Sunday 23 June 2013

Up the Ladders and Down the Snakes: My Suitcase of Memories.


Last week I was on holiday. Regular readers of this blog will know that means being up here in Scotland, and it was a glorious week, weather wise, to spend beside the sea, walking on the hills or through the woods. I wasn't going to write a blog, just post a message saying gone fishing or something similar. However, some of the activities of the week made me think about one of the projects I was working just before leaving to come away. This was a project on dementia, and what we as a College could do to improve the quality of life of those living with dementia.

One of the things I have been exploring is what others are already doing. One such group is the House of Memories, part of the National Museums Liverpool. The House of Memories run a programme for those working in the health and social care that recognises that to acknowledge and understand an individual’s personal history and memory is of great value and significance, especially for people living with dementia. The programme not only raises awareness and understanding of dementia but provides practical examples and fantastic resources for those wishing to develop their own memory activities. The resources include: A Memory Box, a Suitcase of Memories, and a Memory Toolkit

Thinking about my holiday I wondered what would be placed in my Suitcase of Memories.  One experience this week that I hope wouldn't be there was an encounter with an Adder. This was a young one sun bathing in the early morning sun. I was only wearing sandals and shorts, so slightly worrying as it lay on the path I was walking on. In the UK, adders are the only venomous snakes to be found in the wild. Worldwide, there are over 5 million snakes bites every year, resulting in 400,000 amputations and some 125,000 deaths a year. To keep the adder encounter into proportion though, over the last 100 years there have been 14 people killed as a consequence of being bitten by an adder in the UK. The last death recorded was in Perthshire, Scotland, in 1975.
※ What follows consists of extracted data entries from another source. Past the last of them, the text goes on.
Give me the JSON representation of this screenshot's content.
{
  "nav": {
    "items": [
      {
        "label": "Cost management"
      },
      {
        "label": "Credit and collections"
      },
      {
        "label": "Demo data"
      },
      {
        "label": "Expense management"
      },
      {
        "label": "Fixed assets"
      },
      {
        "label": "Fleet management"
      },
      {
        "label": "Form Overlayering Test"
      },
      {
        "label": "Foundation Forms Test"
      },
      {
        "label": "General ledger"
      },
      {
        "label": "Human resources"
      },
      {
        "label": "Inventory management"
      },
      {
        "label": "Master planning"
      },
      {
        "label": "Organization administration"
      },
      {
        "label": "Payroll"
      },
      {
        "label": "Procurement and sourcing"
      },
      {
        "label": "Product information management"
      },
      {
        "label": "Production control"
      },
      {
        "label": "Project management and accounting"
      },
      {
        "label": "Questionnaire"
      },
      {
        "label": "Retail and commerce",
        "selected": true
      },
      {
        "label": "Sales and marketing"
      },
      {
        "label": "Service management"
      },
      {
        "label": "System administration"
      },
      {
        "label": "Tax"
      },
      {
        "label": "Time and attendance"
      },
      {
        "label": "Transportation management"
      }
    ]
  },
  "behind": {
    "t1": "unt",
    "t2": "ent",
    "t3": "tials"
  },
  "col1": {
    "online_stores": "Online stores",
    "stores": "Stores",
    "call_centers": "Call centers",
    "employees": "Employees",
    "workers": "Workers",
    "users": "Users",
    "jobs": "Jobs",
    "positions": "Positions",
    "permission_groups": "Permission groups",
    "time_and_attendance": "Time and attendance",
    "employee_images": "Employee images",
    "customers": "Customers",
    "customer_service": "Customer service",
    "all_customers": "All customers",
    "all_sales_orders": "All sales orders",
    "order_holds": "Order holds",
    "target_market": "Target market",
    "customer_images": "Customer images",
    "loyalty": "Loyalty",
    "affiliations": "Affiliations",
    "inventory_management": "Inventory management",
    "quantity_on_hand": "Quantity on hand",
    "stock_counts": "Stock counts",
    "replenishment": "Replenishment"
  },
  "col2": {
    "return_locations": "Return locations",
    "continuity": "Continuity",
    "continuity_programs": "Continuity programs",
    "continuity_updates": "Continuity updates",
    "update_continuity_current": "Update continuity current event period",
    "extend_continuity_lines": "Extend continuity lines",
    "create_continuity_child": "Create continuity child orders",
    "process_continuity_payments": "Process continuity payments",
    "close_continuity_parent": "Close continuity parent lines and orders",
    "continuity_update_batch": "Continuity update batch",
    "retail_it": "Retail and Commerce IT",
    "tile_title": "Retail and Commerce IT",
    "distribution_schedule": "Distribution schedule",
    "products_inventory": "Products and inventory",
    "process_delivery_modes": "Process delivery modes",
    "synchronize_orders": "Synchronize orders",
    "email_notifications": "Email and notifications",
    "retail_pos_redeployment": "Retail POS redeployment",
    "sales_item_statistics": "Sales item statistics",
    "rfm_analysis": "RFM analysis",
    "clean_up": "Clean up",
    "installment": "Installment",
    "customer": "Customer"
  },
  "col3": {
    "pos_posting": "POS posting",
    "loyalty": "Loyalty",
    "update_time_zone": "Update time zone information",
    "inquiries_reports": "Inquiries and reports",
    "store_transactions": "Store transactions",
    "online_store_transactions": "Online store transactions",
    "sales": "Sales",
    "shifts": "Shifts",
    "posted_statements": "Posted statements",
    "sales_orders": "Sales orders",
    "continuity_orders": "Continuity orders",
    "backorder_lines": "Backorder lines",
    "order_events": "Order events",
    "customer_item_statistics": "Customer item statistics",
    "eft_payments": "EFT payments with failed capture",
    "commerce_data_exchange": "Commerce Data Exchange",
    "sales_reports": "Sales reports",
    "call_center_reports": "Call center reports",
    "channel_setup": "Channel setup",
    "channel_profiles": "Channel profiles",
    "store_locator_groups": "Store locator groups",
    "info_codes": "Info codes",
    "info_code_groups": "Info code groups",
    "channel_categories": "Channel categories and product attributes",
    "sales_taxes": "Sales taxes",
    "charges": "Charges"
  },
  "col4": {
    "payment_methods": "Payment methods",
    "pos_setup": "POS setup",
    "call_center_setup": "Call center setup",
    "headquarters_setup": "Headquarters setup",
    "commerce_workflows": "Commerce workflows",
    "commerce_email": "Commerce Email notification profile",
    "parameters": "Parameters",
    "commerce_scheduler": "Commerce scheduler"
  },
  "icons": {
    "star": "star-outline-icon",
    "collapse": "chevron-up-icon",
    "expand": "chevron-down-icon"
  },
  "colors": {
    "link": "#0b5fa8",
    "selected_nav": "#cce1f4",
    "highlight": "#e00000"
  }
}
The Department of Health advice if bitten is to stay calm and dial 999. Dr Robert Harrison from the Liverpool School of Tropical Medicine advises that most bites occur in coastal areas (like Kippford). The adder venom carries proteins which attack blood vessels and makes them leaky and as such can cause internal bleeding. For some reason the anti-venom used to treat adder bites in the UK comes from Zagreb, Croatia.

There is one experience from this week that I do hope would find its way into my Memory Suitcase. This week I walking Cello in a hay field where the grass was being cut and baled into those old fashioned rectangular bales. It was the sweet and very distinctive smell of the cut and sun kissed grass that sparked the memory.  For many years when I lived in Wales I would cut and gather hay in this way. All the local farmers would help each other, and I have spent many a happy hour throwing and stacking hay onto a hay cart and then transporting this back to the barn. 

It was hot, dusty and very itchy work, but also work that was about marking the seasons, fostering and renewing a sense of community and of course preparation for the winter.  And in those dark winter mornings and evenings there was nothing better than climbing the ladder to retrieve the hay for the animals, in my case to feed my milking goats. The smell of the stored hay would instantly remind me of the summer. Smelling the newly cut grass this week evoked the same kind of memory  and with it a huge sense of well being and contentment.